1. Is there a term for the philosophy of leaving your opponent with an honorable way to lose in order to keep him/her from being more dangerous?
2. I’m looking forward a great deal to the start of the Tennessee legislative session. When do we get to start seeing the legislation folks will be proposing?
3. Our favorite state legislator raises a good point, one that supports both his larger contention and mine:
The last time an income tax was brought forward many of the income tax legislative supporters were run out of Nashville on a rail. The only legislators who supported an income tax and survived were from districts full of people who would not pay an income tax any way because many of them did not have jobs.
Oddly, The legislature still passed the largest tax increase in state history but the people who supported other forms of tax increases got a pass.The moderates and the Democrats learned. Pass any other form of tax increase, no matter how big, and the people will not notice. Many smaller bites instead of going after the entire sandwich all at once would get the same meal at the end of the day.
His point is that there’s too much taxation; government is too big. My point is that opposing a state income tax pretty much is just a symbolic stand and does nothing to ease the tax burden of people in Tennessee.

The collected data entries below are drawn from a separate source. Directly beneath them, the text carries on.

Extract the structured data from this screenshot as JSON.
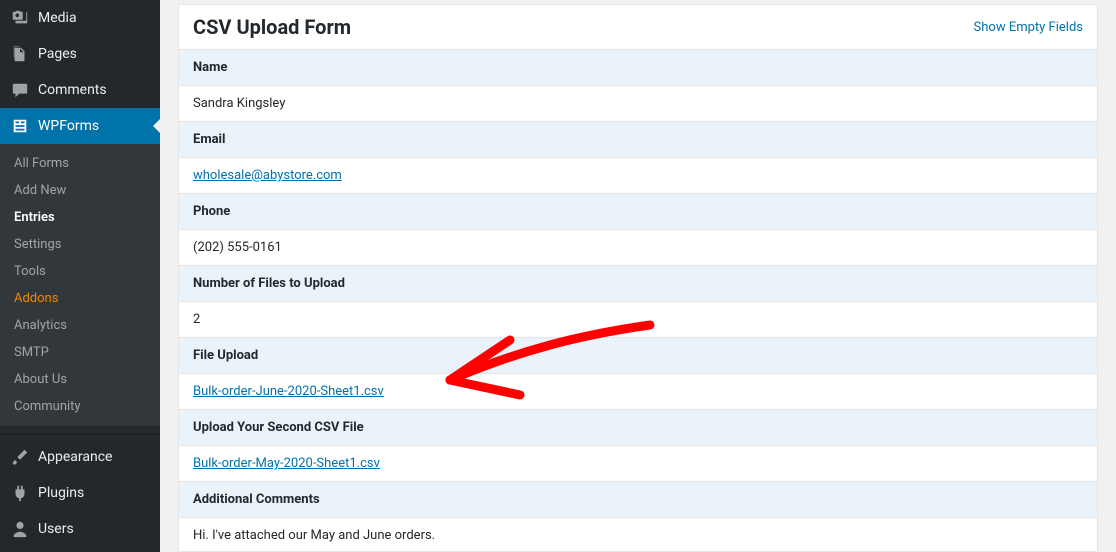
{
  "sidebar": {
    "top": [
      {
        "label": "Media",
        "icon": "media"
      },
      {
        "label": "Pages",
        "icon": "pages"
      },
      {
        "label": "Comments",
        "icon": "comment"
      }
    ],
    "wpforms": {
      "label": "WPForms",
      "icon": "form"
    },
    "sub": [
      {
        "label": "All Forms"
      },
      {
        "label": "Add New"
      },
      {
        "label": "Entries",
        "current": true
      },
      {
        "label": "Settings"
      },
      {
        "label": "Tools"
      },
      {
        "label": "Addons",
        "addons": true
      },
      {
        "label": "Analytics"
      },
      {
        "label": "SMTP"
      },
      {
        "label": "About Us"
      },
      {
        "label": "Community"
      }
    ],
    "bottom": [
      {
        "label": "Appearance",
        "icon": "brush"
      },
      {
        "label": "Plugins",
        "icon": "plug"
      },
      {
        "label": "Users",
        "icon": "user"
      }
    ]
  },
  "panel": {
    "title": "CSV Upload Form",
    "emptyLink": "Show Empty Fields",
    "fields": {
      "name": {
        "label": "Name",
        "value": "Sandra Kingsley"
      },
      "email": {
        "label": "Email",
        "value": "wholesale@abystore.com",
        "link": true
      },
      "phone": {
        "label": "Phone",
        "value": "(202) 555-0161"
      },
      "numfiles": {
        "label": "Number of Files to Upload",
        "value": "2"
      },
      "upload1": {
        "label": "File Upload",
        "value": "Bulk-order-June-2020-Sheet1.csv",
        "link": true
      },
      "upload2": {
        "label": "Upload Your Second CSV File",
        "value": "Bulk-order-May-2020-Sheet1.csv",
        "link": true
      },
      "comments": {
        "label": "Additional Comments",
        "value": "Hi. I've attached our May and June orders."
      }
    }
  }
}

3a. It’s stuff like his snide little remark which I italicized that drive me around the bend with Campfield. Don’t you think he means we’re supposed to assume it’s those Memphis legislators who supported an income tax, who have all those constituents who don’t have and don’t want jobs? As an antidote, go ahead and peruse the unemployment numbers from October.
I was surprised to see that almost 9% of Maury county is out of work (as opposed to 4% a year ago). Eight percent of Lewisburg is out of work. Anyway, I’m just curious if that’s who Campfield had in mind.
3b. Holy shit, you know, if 9% of Maury county is out of work, it’s no wonder we see such hostility towards immigrants down there, is it?